IBM's plan to transfer its semiconductor manufacturing business to GlobalFoundries faces a government review over national security implications. It has the potential of being complicated because of IBM's role as a defense supplier.

GlobalFoundries is based in the U.S., but is owned by investors in Abu Dhabi, which is part of the United Arab Emirates (U.A.E.). IBM is paying the firm $1.5 billion to take over its semiconductor manufacturing operations. IBM says it isn't cutting back on R&D or its design of semiconductors, but will rely on GlobalFoundries for manufacturing.

IBM's semiconductor manufacturing unit work includes production of components used in defense systems and intelligence.

"We are in discussions with the U.S. government on the security-related issues, and we believe there are solutions that can address national security interests," Jason Gorss, GlobalFoundries spokesman, said in an email.

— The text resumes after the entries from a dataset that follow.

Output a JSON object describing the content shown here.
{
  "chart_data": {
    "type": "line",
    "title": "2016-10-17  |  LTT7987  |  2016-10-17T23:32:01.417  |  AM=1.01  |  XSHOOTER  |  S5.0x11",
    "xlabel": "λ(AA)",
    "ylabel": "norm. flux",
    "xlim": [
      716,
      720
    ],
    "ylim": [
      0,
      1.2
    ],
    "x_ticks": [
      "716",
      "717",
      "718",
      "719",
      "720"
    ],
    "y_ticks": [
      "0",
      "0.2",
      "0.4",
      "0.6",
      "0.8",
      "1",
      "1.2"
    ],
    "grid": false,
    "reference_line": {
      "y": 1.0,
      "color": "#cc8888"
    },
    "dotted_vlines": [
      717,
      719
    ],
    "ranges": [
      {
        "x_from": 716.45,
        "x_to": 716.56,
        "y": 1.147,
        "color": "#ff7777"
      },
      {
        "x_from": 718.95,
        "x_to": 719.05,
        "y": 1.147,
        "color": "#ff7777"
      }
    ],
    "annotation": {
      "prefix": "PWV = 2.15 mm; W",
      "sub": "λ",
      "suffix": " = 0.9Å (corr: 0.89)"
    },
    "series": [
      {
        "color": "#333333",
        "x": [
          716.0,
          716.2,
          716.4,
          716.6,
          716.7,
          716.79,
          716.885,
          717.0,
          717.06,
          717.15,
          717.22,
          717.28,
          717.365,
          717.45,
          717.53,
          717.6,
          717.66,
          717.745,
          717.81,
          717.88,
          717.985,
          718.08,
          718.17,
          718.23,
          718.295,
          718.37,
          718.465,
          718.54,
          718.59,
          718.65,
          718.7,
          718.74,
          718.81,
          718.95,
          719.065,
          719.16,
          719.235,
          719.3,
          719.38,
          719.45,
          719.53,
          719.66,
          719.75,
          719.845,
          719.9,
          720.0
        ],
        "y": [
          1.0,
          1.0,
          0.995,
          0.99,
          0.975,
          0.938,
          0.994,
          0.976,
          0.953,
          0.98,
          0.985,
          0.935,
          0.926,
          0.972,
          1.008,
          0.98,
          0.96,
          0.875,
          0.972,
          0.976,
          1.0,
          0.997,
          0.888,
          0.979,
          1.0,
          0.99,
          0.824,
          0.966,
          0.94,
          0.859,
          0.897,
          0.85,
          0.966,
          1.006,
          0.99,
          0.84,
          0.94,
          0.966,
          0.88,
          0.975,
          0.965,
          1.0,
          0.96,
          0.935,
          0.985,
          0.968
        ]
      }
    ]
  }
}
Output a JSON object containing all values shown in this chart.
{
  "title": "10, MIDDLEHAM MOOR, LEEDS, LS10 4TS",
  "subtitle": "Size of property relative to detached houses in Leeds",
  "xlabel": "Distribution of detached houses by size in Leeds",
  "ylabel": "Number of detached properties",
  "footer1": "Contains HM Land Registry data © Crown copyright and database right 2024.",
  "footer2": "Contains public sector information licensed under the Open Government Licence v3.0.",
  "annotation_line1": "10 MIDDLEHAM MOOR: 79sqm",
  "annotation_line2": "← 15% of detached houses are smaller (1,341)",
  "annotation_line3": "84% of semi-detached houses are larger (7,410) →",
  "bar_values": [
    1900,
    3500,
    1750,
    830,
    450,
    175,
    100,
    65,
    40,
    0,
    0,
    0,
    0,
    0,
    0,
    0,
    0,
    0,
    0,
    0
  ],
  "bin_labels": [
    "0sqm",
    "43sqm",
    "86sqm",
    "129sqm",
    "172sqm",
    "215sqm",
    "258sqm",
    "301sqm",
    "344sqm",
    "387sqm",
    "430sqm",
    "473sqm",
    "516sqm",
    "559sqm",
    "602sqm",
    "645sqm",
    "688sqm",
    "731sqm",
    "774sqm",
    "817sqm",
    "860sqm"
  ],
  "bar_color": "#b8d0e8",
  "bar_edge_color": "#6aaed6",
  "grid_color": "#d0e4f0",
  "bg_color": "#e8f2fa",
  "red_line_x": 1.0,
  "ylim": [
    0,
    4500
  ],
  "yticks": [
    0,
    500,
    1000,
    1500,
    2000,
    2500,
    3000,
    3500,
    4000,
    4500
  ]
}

Gorss points to the fact that GlobalFoundries successfully completed a national security review by the government when it purchased AMD assets in 2008, "so we are familiar with the process." GlobalFoundries was created out that divestiture.

Because of the foreign ownership issue, the sale will be reviewed by the Committee on Foreign Investment (CFIUS), said Gorss.

Retired U.S. Army Brig. Gen. John Adams, who authored a report last year for an industry group about U.S. supply chain vulnerabilities and national security, said the sale "needs to be closely studied and scrutinized."

Adams said CFIUS will have to look at where the investors are. Some countries are more closely aligned with the U.S. than others, "and I don't want cast aspersions unnecessarily on Abu Dubai -- but they're not Canada," he said. "I think that the news that we may be selling part of our supply chain for semiconductors to a foreign investor is actually bad news."

Gorss points out that the U.A.E. has purchased some of the U.S.'s most sophisticated defense equipment, including F-16s and missile defense systems. The Congressional Research Service, in a report last month to lawmakers, said about 5,000 U.S. military personnel are stationed in U.A.E. and noted its role in extending the U.S.-led efforts against the Islamic State organization, or ISIS.

GlobalFoundries has manufacturing operations in New York, Germany, and Singapore and it would keep operating IBM's chip making operations in New York and Vermont once the sale is completed next year. It also plans to hire nearly all the workers. GlobalFoundries also has R&D, design, and customer support operations in the U.S., Singapore, China, Taiwan, Japan, Germany and the Netherlands.

Apart from the U.A.E.'s investment in the firm, U.S. officials have had long-standing concerns about foreign ownership of critical technology, including semiconductors.